Mertes afirmou que concordava plenamente com Robinson em que o Papa Francisco ainda não mostrou aquele tipo de liderança necessária para lidar com os abusos sexuais de crianças na Igreja, e pediu que o Vaticano se esforce um pouco mais para esclarecer os casos de abuso sexual cometidos por membros do clero. As pessoas que, naquele momento, eras as responsáveis ​​no Vaticano, hoje não são mais “credíveis”; o desejo destas mesmas pessoas por um esclarecimento é, no mínimo, “duvidoso”, completou.

“A credibilidade do Cardeal George Pell, do Cardeal Angelo Sodano e outros ficou, permanentemente, abalada. E as intenções de esclarecer os casos de abuso sexual, da parte dos que atuam na Congregação para a Doutrina da Fé – CDF (departamento responsável por isso), são, por motivos óbvios, altamente duvidosos. Se me pedirem, terei prazer em citar nomes”, disse Mertes.

Mertes afirmou que as investigações da CDF carecem de transparência.

“Quem em Roma está realmente falando com as vítimas? Quem na CDF está lidando com os relatórios das vítimas? Qual a credibilidade das pessoas responsáveis ​​pelas investigações e pelos esclarecimentos? Será que Roma irá publicar os relatórios produzidos nesse processo, alguns dos quais já estão guardados nas gavetas? Muitas vítimas – e com elas muitos fiéis – estão esperando ouvir informações. Esclarecer é o primeiro e mais fundamental ato de reconhecimento sem o qual não pode haver nem cura nem reconciliação”, disse ele.
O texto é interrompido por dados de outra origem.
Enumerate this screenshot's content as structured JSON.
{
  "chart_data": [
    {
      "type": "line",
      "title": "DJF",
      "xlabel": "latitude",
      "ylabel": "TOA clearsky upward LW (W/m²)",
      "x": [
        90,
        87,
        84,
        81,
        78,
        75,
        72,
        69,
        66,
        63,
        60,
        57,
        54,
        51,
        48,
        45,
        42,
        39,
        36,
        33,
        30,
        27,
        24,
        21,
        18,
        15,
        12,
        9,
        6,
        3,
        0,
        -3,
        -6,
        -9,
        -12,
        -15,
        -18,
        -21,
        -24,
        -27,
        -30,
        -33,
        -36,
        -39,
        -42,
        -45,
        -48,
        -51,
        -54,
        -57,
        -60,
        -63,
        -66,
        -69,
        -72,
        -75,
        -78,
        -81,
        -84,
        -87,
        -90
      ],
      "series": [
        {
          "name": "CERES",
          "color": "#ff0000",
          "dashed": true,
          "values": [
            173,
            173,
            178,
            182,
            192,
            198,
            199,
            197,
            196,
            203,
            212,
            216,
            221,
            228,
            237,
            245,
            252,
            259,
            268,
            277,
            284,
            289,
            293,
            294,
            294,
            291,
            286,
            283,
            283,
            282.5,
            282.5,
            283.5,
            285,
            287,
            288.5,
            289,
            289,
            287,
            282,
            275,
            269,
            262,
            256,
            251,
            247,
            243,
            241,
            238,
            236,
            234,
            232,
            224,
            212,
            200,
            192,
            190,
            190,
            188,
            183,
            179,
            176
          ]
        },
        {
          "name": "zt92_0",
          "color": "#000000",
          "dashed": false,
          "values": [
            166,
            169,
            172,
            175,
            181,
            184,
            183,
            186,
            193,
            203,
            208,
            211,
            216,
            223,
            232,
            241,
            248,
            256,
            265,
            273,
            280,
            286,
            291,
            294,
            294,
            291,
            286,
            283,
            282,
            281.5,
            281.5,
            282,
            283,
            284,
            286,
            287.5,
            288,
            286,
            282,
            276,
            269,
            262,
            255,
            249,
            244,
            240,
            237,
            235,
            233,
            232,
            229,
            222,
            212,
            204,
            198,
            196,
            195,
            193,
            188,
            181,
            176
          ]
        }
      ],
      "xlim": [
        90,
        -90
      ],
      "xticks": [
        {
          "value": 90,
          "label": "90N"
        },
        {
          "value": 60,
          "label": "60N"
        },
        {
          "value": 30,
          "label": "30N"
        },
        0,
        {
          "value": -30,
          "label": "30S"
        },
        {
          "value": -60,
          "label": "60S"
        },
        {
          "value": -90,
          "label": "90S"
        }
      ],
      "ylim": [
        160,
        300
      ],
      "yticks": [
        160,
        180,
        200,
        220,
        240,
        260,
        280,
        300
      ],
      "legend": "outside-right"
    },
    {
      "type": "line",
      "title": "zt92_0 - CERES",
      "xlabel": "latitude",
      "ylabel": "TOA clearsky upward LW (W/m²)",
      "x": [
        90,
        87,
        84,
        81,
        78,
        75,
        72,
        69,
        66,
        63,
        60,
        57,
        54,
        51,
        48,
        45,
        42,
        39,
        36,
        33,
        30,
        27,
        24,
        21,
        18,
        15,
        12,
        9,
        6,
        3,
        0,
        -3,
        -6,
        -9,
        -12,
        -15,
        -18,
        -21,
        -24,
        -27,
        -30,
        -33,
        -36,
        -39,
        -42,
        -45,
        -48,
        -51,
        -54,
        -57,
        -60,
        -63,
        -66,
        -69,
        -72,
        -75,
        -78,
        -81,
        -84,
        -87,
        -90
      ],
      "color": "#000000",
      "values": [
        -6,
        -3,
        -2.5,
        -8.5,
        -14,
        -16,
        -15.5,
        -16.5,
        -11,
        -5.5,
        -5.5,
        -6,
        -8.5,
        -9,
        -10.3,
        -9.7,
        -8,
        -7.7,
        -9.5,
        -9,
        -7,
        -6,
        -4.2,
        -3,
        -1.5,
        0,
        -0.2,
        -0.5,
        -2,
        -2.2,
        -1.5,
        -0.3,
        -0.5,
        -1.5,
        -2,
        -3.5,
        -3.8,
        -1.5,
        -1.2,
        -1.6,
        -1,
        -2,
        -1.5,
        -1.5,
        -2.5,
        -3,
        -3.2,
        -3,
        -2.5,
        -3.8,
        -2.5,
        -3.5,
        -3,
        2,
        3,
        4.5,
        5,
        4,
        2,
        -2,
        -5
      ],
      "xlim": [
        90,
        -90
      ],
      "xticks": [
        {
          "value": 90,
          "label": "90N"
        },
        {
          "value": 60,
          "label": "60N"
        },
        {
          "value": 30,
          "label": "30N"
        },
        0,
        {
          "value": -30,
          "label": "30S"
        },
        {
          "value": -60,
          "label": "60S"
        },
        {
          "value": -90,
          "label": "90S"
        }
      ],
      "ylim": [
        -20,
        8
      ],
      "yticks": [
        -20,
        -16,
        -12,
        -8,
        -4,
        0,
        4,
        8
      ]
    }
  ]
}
O abuso sexual cometido por sacerdotes ainda é uma “doença que continua a se fazer presente em toda a Igreja”, Mertes enfatizou. “Independentemente do que os bispos digam sobre família, sexualidade, casamento, sexo etc., na sua próxima Assembleia Geral, a credibilidade deles está tão profundamente abalada que eles não serão ouvidos ou levados a sério, enquanto não tiverem cientes de quão abalada está a tal credibilidade”, completou. Robinson sabe os motivos que levaram a esta situação e lutou muito para evitar com que ela continuasse.

“Eu coloquei minhas esperanças em Dom Geoffrey Robinson nos últimos anos. Ele é um modelo e pessoa para mim”, disse Mertes. “Dificilmente algum outro membro da hierarquia manteve diálogos tão intensos com as vítimas de abuso sexual clerical na Igreja e quase ninguém pagou um preço tão alto como ele por falar abertamente sobre o assunto e tentar esclarecer os casos de abuso”.